Local Model means running a model on your own device, server, or private environment. It fits scenarios with high privacy requirements, cost sensitivity, offline operation, or deep customization needs.
Its limitations are also direct: model weights, VRAM, context window, concurrency, quantization method, and inference framework all affect quality. For many teams, local models do not replace all APIs. They take specific tasks: classification, extraction, code completion, lightweight Agents, private-data processing, or fallback.
Related Topic
- Fine-tuning: local or private models often appear together with fine-tuning, LoRA, and domain data.
Quantization
Difficulty: Intermediate. Quantization trades off model size, inference speed, and output quality; you cannot only look at whether it can run.
Quantization reduces model weights or computation precision, such as going from FP16 to INT8 or INT4, so the model can run with less VRAM and compute. It makes running large models on personal computers, smaller GPUs, or edge devices possible.

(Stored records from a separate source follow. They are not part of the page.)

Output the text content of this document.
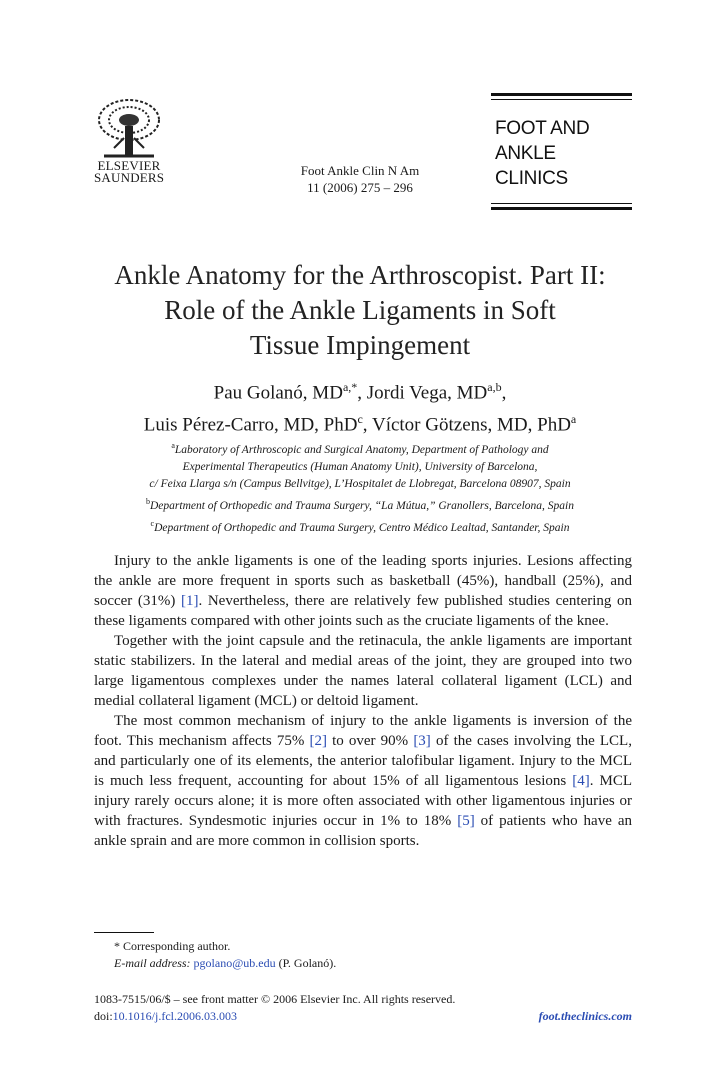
ELSEVIER
SAUNDERS	Foot Ankle Clin N Am
11 (2006) 275 – 296
FOOT AND
ANKLE CLINICS
Ankle Anatomy for the Arthroscopist. Part II:
Role of the Ankle Ligaments in Soft
Tissue Impingement
Pau Golanó, $MD^{a,*}$, Jordi Vega, MD$^{a,b}$,
Luis Pérez-Carro, MD, PhD$^c$, Víctor Götzens, MD, PhD$^a$
$^a$Laboratory of Arthroscopic and Surgical Anatomy, Department of Pathology and
Experimental Therapeutics (Human Anatomy Unit), University of Barcelona,
c/ Feixa Llarga s/n (Campus Bellvitge), L’Hospitalet de Llobregat, Barcelona 08907, Spain
$^b$Department of Orthopedic and Trauma Surgery, “La Mútua,” Granollers, Barcelona, Spain
$^c$Department of Orthopedic and Trauma Surgery, Centro Médico Lealtad, Santander, Spain

Injury to the ankle ligaments is one of the leading sports injuries. Lesions affecting the ankle are more frequent in sports such as basketball (45%), handball (25%), and soccer (31%) [1]. Nevertheless, there are relatively few published studies centering on these ligaments compared with other joints such as the cruciate ligaments of the knee.

Together with the joint capsule and the retinacula, the ankle ligaments are important static stabilizers. In the lateral and medial areas of the joint, they are grouped into two large ligamentous complexes under the names lateral collateral ligament (LCL) and medial collateral ligament (MCL) or deltoid ligament.

The most common mechanism of injury to the ankle ligaments is inversion of the foot. This mechanism affects 75% [2] to over 90% [3] of the cases involving the LCL, and particularly one of its elements, the anterior talofibular ligament. Injury to the MCL is much less frequent, accounting for about 15% of all ligamentous lesions [4]. MCL injury rarely occurs alone; it is more often associated with other ligamentous injuries or with fractures. Syndesmotic injuries occur in 1% to 18% [5] of patients who have an ankle sprain and are more common in collision sports.

* Corresponding author.
E-mail address: pgolano@ub.edu (P. Golanó).
1083-7515/06/$ – see front matter © 2006 Elsevier Inc. All rights reserved.
doi:10.1016/j.fcl.2006.03.003	foot.theclinics.com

The issue is that quantization may reduce output quality, especially in long reasoning, code generation, multilingual tasks, math, and tool calls. Whether a quantized model is usable should not be judged only by subjective chat experience; it should be tested on your own task samples.
Serving
Difficulty: Advanced. Serving focuses on turning a model into a stable service: concurrency, queues, streaming output, caching, monitoring, failure handling, and version management.
Serving deploys a model as a service callable by applications. It usually involves model loading, request queues, batching, GPU utilization, token streaming, logs, metrics, health checks, and scaling.
A mature inference service should at least answer:
- How are failed requests retried or degraded?
- How are model versions rolled out gradually?
- How are input and output logs redacted?
- Should long requests enter a queue?
- How are cost, latency, and error rate monitored?
If serving is weak, the stronger the model is, the harder online problems become to debug.
Where It Fits in AI x Web3
AI x Web3 projects often need to send on-chain data, user intent, contract interfaces, and risk warnings into models. The inference layer directly affects whether users can safely wait for results, whether they are willing to pay the cost, and whether Agents can complete pre-chain checks in a reasonable time.
If a model participates in transaction explanation, contract analysis, strategy suggestions, or Agent execution, the inference service must leave auditable records: which model was used, where inputs came from, what the output was, whether tools were triggered, and how failures were handled. On-chain actions are hard to reverse, so the inference layer cannot behave as casually as ordinary chat.
Minimum Practice
Run a minimal inference comparison:
- Choose one task, such as "summarize the risk of a transaction" or "extract callable methods from a contract ABI."
- Run it once with a hosted API model.
- Run it once with a local model or smaller model.
- Record latency, cost, output quality, privacy boundary, and failures.
- Write down which one you would choose in a product, and how fallback would be designed.
The point is not to prove which model is best, but to learn how to place model choice inside real constraints.
Further Reading
- OpenAI Text Generation Guide: learn the basic calling pattern and output control for hosted model APIs.
- OpenAI Models: see differences in capability, cost, and context windows across models.
- vLLM Documentation: learn high-throughput inference service, continuous batching, and OpenAI-compatible serving.
- llama.cpp: learn local model inference, quantized models, and lightweight deployment.
- Ollama Documentation: a good entry point for local model running and developer experience.